Narda likely to become tropical storm again off Mexico

MEXICO CITY (AP) — Tropical depression Narda is expected to regain tropical storm strength Monday after passing over the Mexican resort of Puerto Vallarta with heavy rain at the end of a day in which it caused some flooding in Zihuatanejo and other spots farther south along the shore.

The U.S. National Hurricane Center said the storm was on top of Puerto Vallarta late Sunday, with maximum sustained winds of 35 mph (55 kph) after weakening from a tropical storm while moving overland. It was heading to the northwest at 21 mph (33 kph) and was predicted to begin picking up strength when it emerged over open water Monday and started hugging the coast while moving toward the Gulf of California over the next few days.

Authorities reported flooded roads and rivers, and the storm also toppled trees and billboards in Acapulco. Local media reported that a 26-year-old man died in Oaxaca state while trying to cross a river in San Pedro Mixtepec.

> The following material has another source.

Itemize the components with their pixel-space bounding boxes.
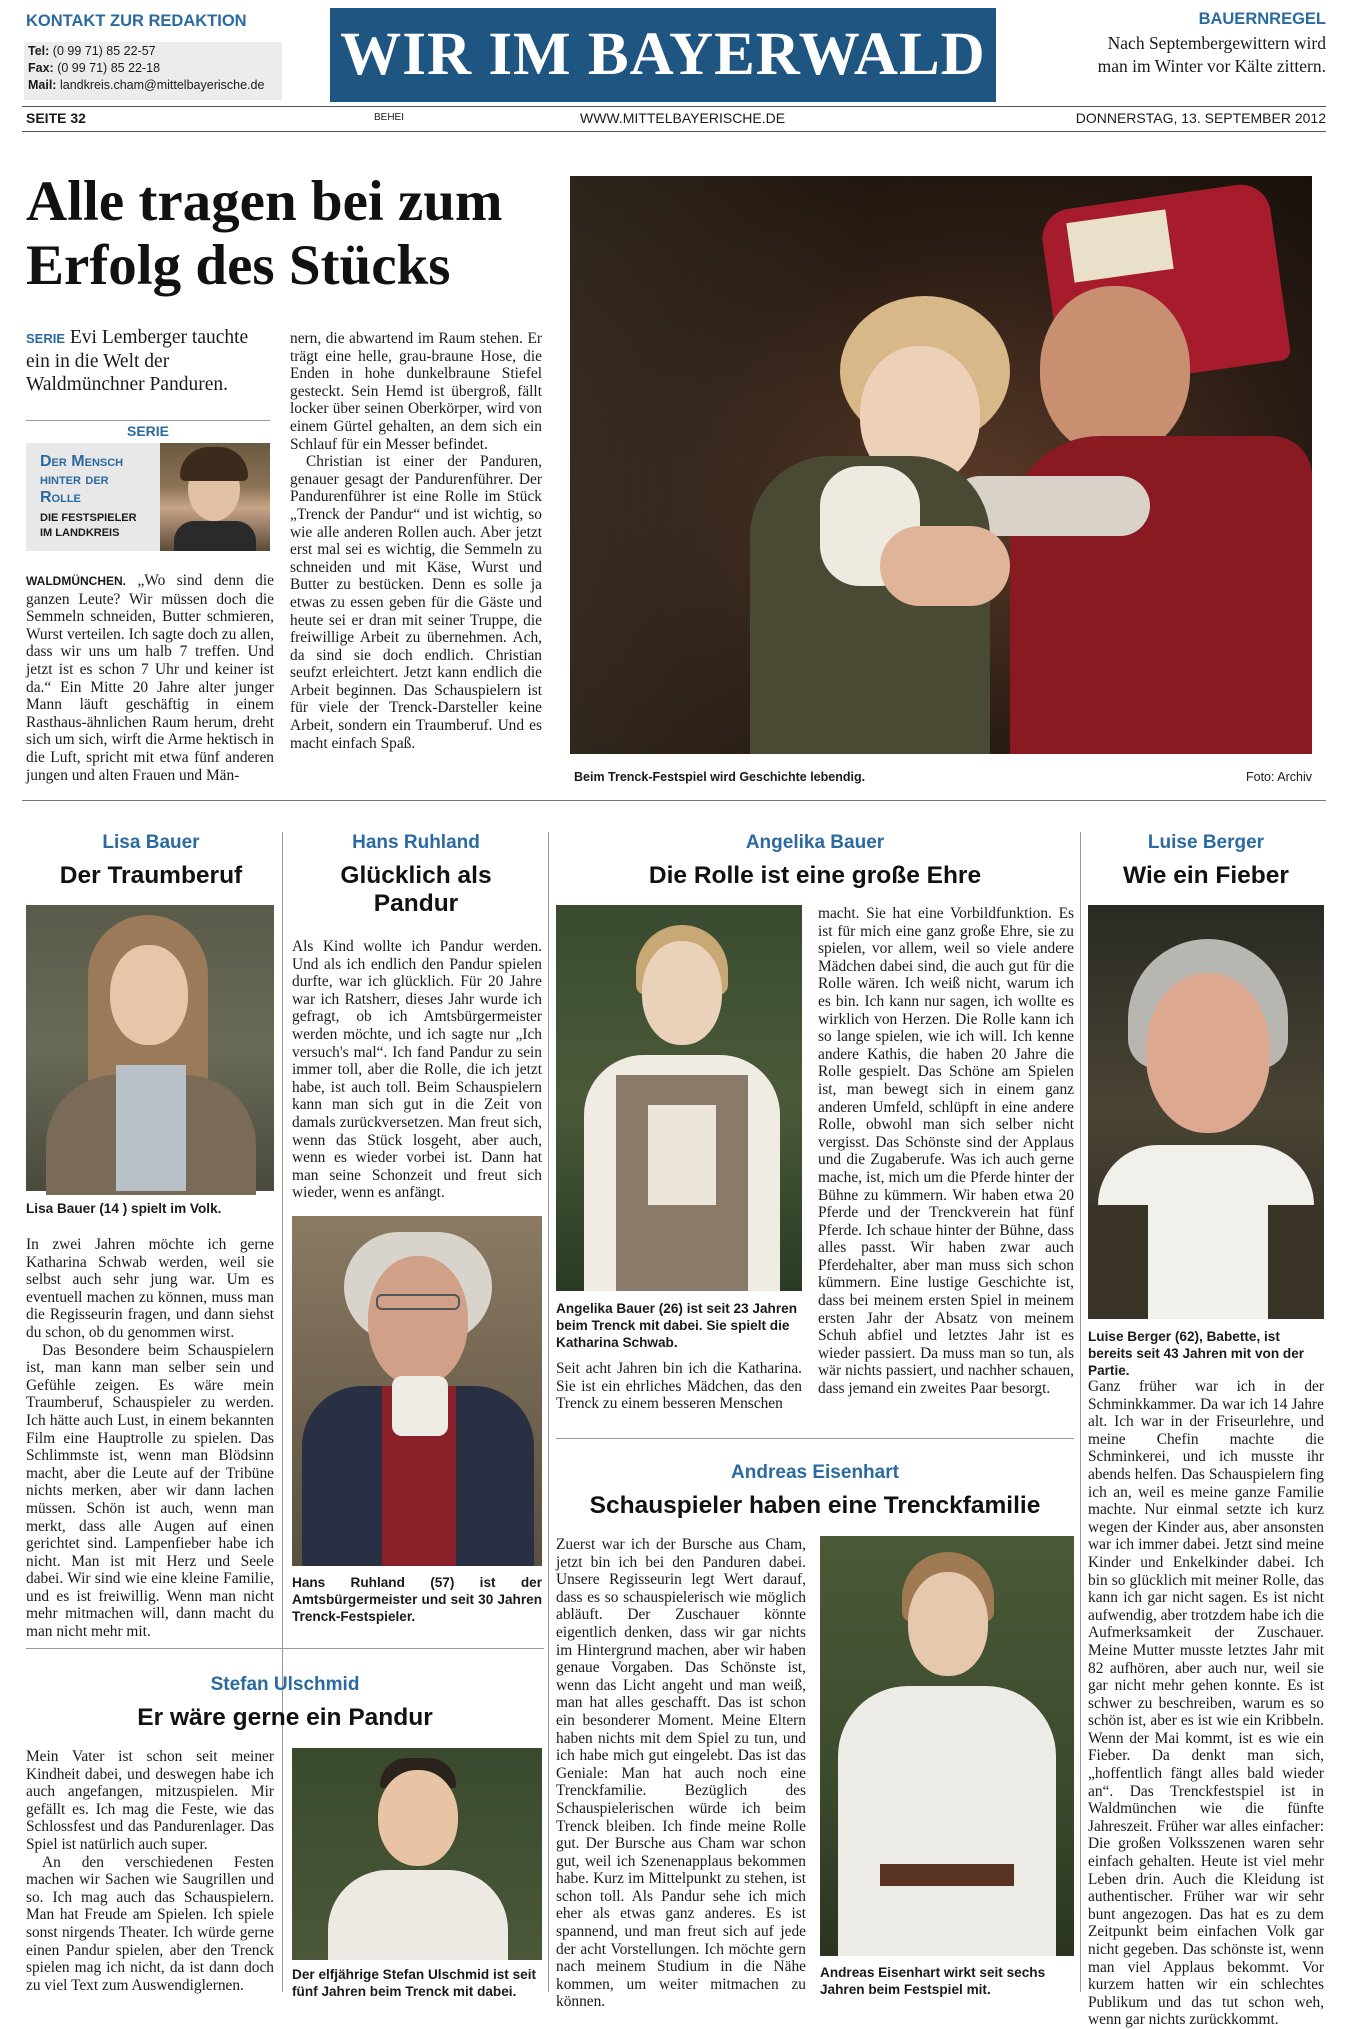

The Hurricane Center said Narda could continue to drop 5 to 10 inches (12.5 to 25 centimeters) of rainfall along the coast as far north as Nayarit and warned that life-threatening flash floods and mudslides were possible, especially in mountainous terrain. It said Baja California Sure state could get from 1 to 4 inches (0.5 to 1.6 centimeters) through Monday night.

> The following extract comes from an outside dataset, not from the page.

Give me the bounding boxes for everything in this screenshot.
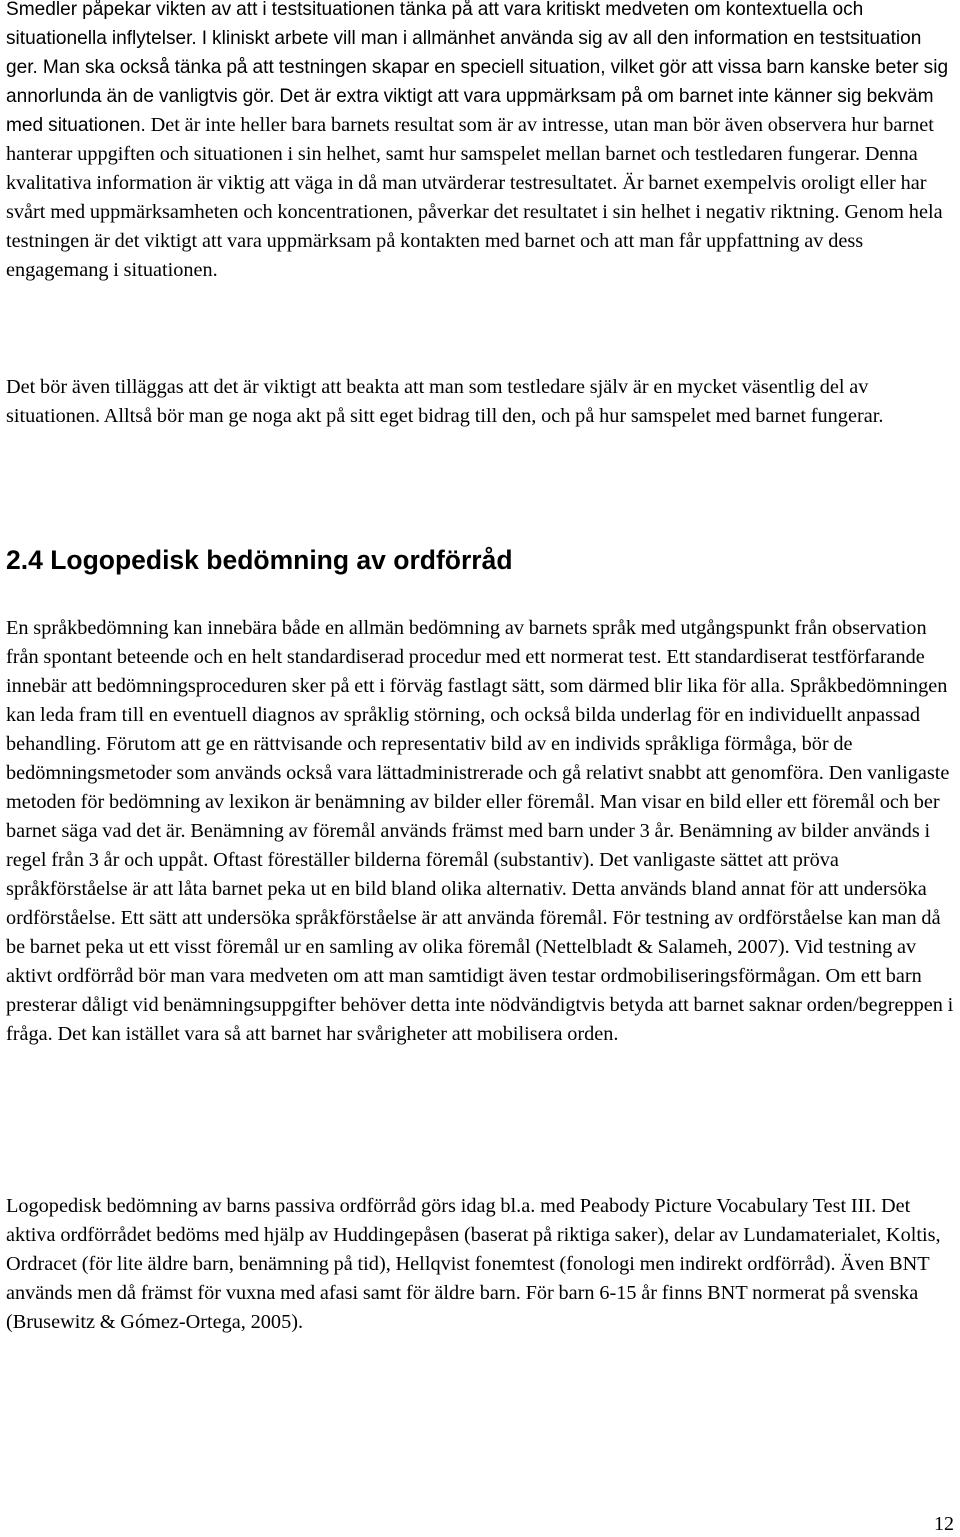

Meanwhile, Hurricane Lorenzo weakened to Category 3 force in the central Atlantic Ocean after several hours as a Category 5 — which made it the strongest storm ever observed so far north and east in the Atlantic basin. The Hurricane Center said that the storm had maximum sustained winds of 110 mph (175 kph) during the night.

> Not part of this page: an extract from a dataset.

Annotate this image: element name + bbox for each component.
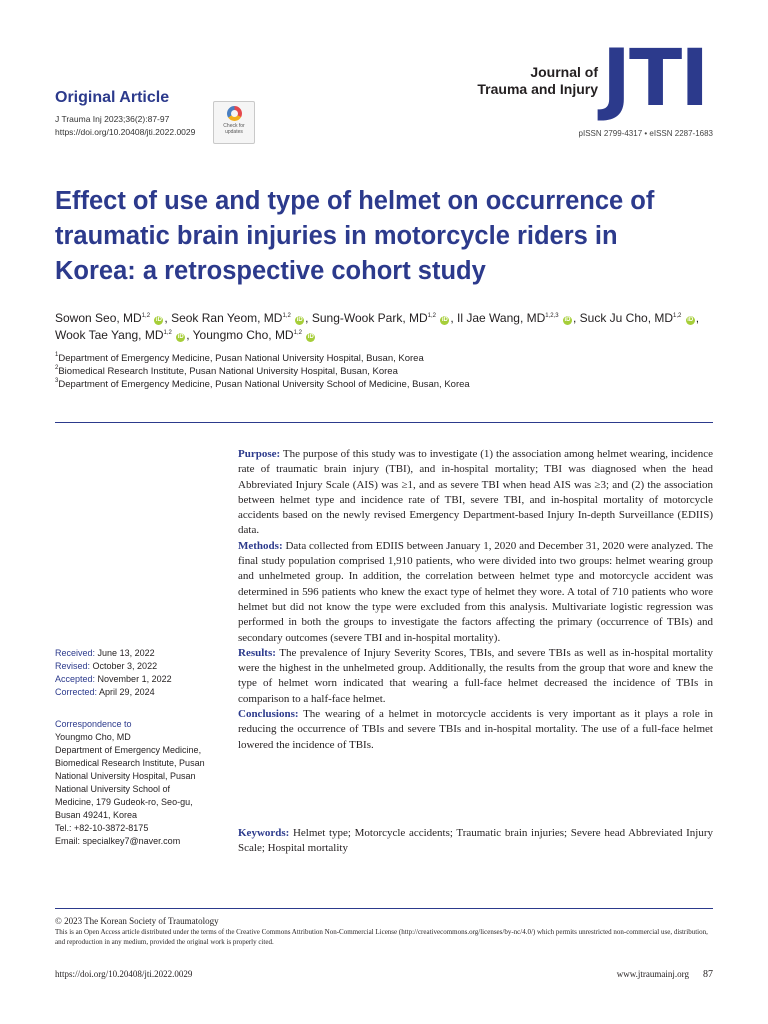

Lorenzo was moving north-northeast at 10 mph (17 kph) and was centered about 1,195 miles (1,920 kilometers) west-southwest of the Azores, a Portuguese island chain.

Portuguese authorities issued a hurricane watch for the central and western Azores and a tropical storm watch for the eastern Azores. Forecasters said the storm was expected to remain large and powerful as it neared the Azores over the next few days, but added that it now appeared Lorenzo would eventually stall as a tropical storm west of Ireland.

Officials said swells produced by the storm could cause dangerous surf conditions around the North Atlantic basin.